Indeed, some countries, i.e., Ireland, have successfully reduced / eliminated SPADs without using ATP. Iarnrod Eireann (Irish Rail) use a combination of Continuous Automatic Warning System (CAWS) and tripcocks. CAWS varies from the UK’s AWS in that is shows the driver four signal aspects, not just Green / Non Green (without differentiating between two yellows, one yellow or red) as in Britain. CAWS was developed from the UK’s Southern Railway AWS (SRAWS). Unlike the London Underground which permits a “stop and proceed at caution rule”, to pass raised tripcocks (and the failure to observe the “caution” part of this Rule resulted in 12 people dying at Stratford (on the Central Line) on 08/04/53); both UK and Irish Railways require Drivers to obtain the signalman’s permission.

According to a ERTMS presentation given by Adtranz, not all European countries wish to adopt the new standard. Norway (NSB), Luxembourg (CFL) and Ireland (CIE) have currently indicated to Adtranz that they will not be installing ERTMS. There are also three levels of ERTMS:-

  • Level 1 – ATP with intermittent communication,
  • Level 2 – ATP with continuous communication and reduced trackside hardware, and
  • Level 3 – ATP with minimised trackside hardware, radio communication and centralised interlocking (RBC).

Lastly, it would be wrong to think that the only anti-SPAD device on the UK footplate is AWS. To combat the large proportion of SPADs which result from “Starting Against Signal”, the Driver’s Reminder Appliance (DRA) is used, which isolates the traction supply. The idea is to prevent drivers being misled by the “Right Away” given by platform staff or the train guard; or by themselves overlooking the red signal after completing platform duties on a Driver Only Operated (DOO) train, etc. “Ding-ding and away SPADs” have resulted in 7 dead at Paisley Gilmour Street on 16/04/79 and 2 dead at Bellgrove on 06/03/89.

Additionally, the “Deadman’s Handle” has been upgraded to the Driver’s Vigilance Device; whereby a driver has to make a conscious decision to depress a foot pedal, release it and re-apply pressure within a set timescale to prevent an automatic brake application. The faster the train goes, the shorter the response time allowed. This has the advantage over the Deadman’s Handle of not being mechanically defeated by the driver weighing it down artificially, i.e., by hanging a driver’s bag on it.
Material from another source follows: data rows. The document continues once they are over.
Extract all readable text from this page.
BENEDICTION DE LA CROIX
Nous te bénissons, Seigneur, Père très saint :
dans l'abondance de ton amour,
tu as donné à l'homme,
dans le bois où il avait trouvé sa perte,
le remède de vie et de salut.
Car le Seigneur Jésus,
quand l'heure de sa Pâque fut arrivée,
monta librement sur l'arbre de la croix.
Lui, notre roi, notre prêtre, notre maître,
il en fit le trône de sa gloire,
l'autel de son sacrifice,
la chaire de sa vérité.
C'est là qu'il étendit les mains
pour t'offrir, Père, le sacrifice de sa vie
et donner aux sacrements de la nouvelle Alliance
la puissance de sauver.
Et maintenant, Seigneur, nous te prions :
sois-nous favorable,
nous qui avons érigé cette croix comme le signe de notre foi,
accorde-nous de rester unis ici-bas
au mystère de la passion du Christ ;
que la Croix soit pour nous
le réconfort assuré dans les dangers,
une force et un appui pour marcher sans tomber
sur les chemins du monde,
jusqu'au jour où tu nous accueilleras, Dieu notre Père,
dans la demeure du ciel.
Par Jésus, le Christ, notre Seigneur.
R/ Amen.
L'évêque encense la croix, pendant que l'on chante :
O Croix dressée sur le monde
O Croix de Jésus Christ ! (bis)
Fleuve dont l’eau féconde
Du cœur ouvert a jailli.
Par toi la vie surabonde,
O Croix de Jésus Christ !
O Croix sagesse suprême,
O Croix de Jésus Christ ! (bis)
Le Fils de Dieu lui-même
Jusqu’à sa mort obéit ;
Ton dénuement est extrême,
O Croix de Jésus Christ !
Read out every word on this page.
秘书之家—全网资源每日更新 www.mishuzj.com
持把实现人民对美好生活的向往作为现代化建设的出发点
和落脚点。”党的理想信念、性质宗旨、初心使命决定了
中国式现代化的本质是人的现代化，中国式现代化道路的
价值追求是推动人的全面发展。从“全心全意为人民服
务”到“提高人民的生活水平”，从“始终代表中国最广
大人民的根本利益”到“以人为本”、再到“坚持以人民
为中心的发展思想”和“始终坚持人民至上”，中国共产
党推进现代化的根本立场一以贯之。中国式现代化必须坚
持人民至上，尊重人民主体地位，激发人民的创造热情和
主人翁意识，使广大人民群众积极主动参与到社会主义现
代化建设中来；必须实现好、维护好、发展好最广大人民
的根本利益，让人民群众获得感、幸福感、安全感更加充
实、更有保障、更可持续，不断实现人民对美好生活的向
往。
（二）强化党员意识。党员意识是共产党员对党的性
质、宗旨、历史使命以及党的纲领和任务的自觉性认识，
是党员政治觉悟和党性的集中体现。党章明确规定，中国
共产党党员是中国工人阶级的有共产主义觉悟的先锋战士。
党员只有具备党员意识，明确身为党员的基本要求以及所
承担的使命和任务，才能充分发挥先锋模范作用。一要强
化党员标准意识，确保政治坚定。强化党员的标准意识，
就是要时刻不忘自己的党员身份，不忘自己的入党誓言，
Finally, the crashworthiness of rolling stock also has a part to play in mitigating injuries following SPADs. The Railway Safety Regulations 1999 also require the withdrawal or modification of all remaining Mk.1 stock on the UK network by 2003. It was interesting to read in the press about the TGV Nord train which derailed at 186mph (300km/h), and there were no fatalities or major injuries.”